The 101,000-acre Soberanes Fire continues spreading, and weather conditions over the weekend didn't help.
"So we had about a 2,700 acre growth over the weekend and it was late in the evening and the weather has been unusual right now," said Sam Harrel, PIO for the Soberanes Fire.
Crews say high temperatures, strong winds, and unpredictable humidity caused the fire to spread. Prompting the US Forest Service to expand evacuation warnings just south of Anderson Peak, extending to Dolan Canyon and bounded to the east by North Coast Ridge Road.
"Forecasted weather is what has caused us to expand the warning as just a precautionary measure," said Harrel.

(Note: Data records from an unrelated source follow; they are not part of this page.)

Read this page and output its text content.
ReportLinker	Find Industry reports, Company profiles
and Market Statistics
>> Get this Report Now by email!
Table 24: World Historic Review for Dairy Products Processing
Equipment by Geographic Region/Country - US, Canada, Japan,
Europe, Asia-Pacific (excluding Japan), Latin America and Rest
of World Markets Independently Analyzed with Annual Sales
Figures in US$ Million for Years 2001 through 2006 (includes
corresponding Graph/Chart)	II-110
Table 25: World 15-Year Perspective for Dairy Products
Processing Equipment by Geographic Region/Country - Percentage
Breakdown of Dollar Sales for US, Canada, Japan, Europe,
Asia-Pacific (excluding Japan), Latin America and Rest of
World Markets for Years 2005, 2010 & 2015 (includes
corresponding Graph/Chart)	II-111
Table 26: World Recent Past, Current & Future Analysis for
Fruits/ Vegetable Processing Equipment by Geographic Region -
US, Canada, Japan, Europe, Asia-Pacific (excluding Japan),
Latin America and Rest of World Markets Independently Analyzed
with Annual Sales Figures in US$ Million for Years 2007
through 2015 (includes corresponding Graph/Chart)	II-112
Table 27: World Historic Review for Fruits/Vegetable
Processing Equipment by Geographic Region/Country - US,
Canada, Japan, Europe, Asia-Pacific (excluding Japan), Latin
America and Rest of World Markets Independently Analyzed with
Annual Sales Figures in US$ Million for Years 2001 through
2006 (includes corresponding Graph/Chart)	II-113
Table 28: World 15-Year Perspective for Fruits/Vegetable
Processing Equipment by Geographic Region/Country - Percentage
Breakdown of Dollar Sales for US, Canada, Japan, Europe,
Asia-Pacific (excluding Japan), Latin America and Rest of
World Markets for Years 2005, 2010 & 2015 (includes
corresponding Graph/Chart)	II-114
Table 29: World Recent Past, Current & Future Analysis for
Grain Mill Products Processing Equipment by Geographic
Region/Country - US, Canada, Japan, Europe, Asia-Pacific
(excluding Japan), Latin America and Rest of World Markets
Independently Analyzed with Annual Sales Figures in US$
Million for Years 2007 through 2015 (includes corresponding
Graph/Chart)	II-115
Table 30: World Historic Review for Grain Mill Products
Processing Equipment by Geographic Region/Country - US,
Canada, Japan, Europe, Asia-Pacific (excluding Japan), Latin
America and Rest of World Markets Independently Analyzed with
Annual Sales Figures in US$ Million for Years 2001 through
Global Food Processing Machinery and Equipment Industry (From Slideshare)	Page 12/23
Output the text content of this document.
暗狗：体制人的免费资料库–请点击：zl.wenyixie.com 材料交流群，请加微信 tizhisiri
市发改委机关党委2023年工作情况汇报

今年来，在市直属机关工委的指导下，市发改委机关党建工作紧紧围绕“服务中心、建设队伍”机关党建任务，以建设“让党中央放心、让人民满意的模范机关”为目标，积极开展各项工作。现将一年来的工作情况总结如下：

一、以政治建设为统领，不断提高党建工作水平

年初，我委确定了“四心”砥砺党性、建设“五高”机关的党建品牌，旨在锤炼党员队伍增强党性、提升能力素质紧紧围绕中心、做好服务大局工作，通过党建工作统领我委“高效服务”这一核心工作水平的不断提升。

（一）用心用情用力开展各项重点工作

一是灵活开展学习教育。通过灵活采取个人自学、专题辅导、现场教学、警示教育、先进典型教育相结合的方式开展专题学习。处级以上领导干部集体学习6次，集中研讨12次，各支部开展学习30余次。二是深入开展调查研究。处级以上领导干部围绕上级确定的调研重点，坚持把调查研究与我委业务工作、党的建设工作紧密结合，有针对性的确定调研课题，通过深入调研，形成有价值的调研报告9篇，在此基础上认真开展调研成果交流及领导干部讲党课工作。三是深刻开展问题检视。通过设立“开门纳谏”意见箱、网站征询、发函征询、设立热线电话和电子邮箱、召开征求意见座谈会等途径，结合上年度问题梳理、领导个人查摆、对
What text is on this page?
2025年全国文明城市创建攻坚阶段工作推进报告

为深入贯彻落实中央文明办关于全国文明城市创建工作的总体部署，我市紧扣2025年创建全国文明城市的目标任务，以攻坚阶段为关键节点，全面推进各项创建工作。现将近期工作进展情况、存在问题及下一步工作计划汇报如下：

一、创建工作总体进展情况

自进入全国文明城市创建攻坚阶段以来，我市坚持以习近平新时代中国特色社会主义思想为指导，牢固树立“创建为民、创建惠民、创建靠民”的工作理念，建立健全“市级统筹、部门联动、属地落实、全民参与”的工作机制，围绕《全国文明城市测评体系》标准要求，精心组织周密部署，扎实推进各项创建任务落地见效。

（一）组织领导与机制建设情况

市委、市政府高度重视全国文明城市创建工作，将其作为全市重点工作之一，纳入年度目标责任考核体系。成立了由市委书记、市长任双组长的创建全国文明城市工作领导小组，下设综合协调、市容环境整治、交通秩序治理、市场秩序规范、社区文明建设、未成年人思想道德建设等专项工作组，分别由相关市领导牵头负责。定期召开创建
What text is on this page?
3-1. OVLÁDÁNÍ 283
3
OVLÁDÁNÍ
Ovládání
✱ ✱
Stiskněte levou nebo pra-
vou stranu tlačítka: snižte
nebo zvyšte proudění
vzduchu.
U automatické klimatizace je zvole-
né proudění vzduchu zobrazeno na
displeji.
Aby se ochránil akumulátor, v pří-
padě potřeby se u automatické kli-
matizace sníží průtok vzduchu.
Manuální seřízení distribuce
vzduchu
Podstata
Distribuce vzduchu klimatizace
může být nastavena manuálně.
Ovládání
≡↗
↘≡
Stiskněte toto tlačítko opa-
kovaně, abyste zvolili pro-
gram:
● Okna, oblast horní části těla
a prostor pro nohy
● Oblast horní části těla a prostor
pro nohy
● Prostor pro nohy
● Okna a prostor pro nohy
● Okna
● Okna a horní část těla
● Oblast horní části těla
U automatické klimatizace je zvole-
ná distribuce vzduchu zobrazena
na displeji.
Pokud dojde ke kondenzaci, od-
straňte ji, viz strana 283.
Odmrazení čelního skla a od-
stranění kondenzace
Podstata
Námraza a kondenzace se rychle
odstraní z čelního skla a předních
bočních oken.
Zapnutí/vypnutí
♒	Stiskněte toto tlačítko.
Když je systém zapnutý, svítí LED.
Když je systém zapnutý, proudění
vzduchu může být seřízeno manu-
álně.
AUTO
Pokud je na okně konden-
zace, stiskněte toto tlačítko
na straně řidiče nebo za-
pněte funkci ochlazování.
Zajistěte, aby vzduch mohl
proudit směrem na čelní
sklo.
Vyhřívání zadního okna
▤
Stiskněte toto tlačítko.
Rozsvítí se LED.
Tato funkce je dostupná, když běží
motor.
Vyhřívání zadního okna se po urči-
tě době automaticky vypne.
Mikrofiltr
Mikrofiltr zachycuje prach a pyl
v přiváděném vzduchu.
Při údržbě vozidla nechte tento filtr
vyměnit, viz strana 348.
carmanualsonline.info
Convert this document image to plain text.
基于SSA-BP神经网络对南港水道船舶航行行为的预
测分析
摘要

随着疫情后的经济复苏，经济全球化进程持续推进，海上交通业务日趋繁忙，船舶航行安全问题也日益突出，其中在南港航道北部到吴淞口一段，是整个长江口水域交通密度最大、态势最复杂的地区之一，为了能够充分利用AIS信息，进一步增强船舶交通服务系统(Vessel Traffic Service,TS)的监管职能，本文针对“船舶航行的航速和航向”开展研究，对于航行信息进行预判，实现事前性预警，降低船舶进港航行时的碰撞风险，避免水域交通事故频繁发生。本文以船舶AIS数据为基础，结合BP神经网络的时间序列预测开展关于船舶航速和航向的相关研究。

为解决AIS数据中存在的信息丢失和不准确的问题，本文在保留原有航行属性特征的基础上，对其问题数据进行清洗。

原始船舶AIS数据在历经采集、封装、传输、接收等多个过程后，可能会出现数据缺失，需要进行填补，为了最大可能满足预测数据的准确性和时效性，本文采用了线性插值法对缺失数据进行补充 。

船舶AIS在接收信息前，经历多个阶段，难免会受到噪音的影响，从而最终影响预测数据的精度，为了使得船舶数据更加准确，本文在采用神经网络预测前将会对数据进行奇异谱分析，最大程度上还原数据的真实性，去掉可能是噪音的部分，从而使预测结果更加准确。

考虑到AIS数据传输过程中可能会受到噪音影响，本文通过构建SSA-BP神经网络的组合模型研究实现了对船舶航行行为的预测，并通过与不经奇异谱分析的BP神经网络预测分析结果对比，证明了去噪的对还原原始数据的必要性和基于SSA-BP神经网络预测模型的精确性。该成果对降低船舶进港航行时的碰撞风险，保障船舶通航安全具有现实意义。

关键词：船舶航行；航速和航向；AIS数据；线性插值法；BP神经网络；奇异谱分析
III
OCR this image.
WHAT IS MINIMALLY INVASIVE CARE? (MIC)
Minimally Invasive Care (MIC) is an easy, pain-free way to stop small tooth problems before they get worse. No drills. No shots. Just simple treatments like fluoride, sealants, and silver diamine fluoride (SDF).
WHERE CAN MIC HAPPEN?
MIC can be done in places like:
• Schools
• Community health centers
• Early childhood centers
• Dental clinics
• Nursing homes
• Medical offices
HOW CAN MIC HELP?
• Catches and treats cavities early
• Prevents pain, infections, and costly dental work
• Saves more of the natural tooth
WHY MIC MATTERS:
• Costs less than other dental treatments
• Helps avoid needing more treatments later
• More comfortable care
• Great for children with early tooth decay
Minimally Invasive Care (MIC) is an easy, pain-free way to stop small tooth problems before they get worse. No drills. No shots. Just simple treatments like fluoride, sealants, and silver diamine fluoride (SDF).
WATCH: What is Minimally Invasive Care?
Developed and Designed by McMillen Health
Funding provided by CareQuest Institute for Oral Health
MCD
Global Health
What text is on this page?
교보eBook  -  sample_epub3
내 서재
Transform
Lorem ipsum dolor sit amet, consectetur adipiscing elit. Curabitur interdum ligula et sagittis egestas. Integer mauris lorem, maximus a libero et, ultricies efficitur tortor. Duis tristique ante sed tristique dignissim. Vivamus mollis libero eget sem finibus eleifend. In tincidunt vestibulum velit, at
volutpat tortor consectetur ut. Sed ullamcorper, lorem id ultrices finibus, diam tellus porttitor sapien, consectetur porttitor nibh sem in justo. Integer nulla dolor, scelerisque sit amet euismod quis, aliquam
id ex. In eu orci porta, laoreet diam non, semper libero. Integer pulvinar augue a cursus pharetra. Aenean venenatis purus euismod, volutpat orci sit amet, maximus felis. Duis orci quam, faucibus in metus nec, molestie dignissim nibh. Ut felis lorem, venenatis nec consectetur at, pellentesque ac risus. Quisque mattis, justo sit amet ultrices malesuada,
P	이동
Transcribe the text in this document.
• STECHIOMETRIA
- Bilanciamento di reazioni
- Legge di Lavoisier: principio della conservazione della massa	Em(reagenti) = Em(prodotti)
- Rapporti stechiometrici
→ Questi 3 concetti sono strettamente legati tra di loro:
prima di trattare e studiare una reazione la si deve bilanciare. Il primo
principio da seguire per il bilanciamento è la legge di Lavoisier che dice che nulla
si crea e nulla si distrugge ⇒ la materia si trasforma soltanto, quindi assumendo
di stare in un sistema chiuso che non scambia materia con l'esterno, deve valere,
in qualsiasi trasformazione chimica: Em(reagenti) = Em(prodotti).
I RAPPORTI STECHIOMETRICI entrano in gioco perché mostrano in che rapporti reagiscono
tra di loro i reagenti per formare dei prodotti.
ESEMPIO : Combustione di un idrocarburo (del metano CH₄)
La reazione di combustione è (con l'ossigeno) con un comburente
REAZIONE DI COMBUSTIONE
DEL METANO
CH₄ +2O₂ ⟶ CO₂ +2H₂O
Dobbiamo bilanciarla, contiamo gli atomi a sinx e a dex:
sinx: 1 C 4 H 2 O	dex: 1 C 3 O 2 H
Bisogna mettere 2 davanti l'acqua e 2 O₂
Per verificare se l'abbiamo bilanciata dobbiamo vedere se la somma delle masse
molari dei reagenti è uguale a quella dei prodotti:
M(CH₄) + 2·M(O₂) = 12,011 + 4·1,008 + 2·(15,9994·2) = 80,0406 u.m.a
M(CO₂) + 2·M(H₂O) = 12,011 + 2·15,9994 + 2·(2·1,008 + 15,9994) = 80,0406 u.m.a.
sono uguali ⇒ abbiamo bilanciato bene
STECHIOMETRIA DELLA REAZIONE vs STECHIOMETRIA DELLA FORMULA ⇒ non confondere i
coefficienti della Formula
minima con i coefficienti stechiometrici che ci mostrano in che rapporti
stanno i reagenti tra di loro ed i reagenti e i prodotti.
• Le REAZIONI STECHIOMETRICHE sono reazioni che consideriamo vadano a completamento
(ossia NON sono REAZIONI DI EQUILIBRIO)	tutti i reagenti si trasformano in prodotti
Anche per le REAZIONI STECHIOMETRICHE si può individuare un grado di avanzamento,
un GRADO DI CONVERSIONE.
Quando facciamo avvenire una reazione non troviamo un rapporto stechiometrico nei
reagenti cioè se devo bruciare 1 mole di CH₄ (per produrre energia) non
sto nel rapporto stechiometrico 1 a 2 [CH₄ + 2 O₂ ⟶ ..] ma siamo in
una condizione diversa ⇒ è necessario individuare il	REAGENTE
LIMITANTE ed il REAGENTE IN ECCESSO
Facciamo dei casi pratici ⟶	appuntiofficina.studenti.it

And though it seems like a big jump in burnt acreage, keep in mind this is an evacuation warning, not order.
"You can think of it as ready set go. And right now, let's get ready. Let's think about what could happen. Let's make a plan I want to take this I want to make sure and take my important papers," said Harrel.
At 60% containment, fire crews are making progress, a tough job, but emotional support from curious tourists is motivation.
"If there's any consolation prize for Big Sur during the Soberanes Fire it's the amount of visitors watching the helicopters off the coast," said Reporter Matt Sizemore.
Not even a mile south of this famous restaurant on Highway One, people are stopping to watch helicopters up close as they pick up water at a dip station and head right back into the firefight. Tourists say they're grateful knowing their vacations are mostly unaffected by the fire.
"So far I haven't seen a hair of it, wouldn't of even known there was a fire but we were in a taxi last night and the taxi driver told us about this fire THAT sent you guys down here recently but aside from that we wouldn't of known. We haven't spotted it on the drive anyway, everything still looks very green instead of black, and that view still looks incredible," said London Native, Martin Baker.
"I'd say it's still quite beautiful, I mean you can't diminish the beauty, but we weren't able to stop at any of the parks, the national parks or state parks along the way because they're all closed because of the fire," said Atlanta Native Danielle Houret-Lam.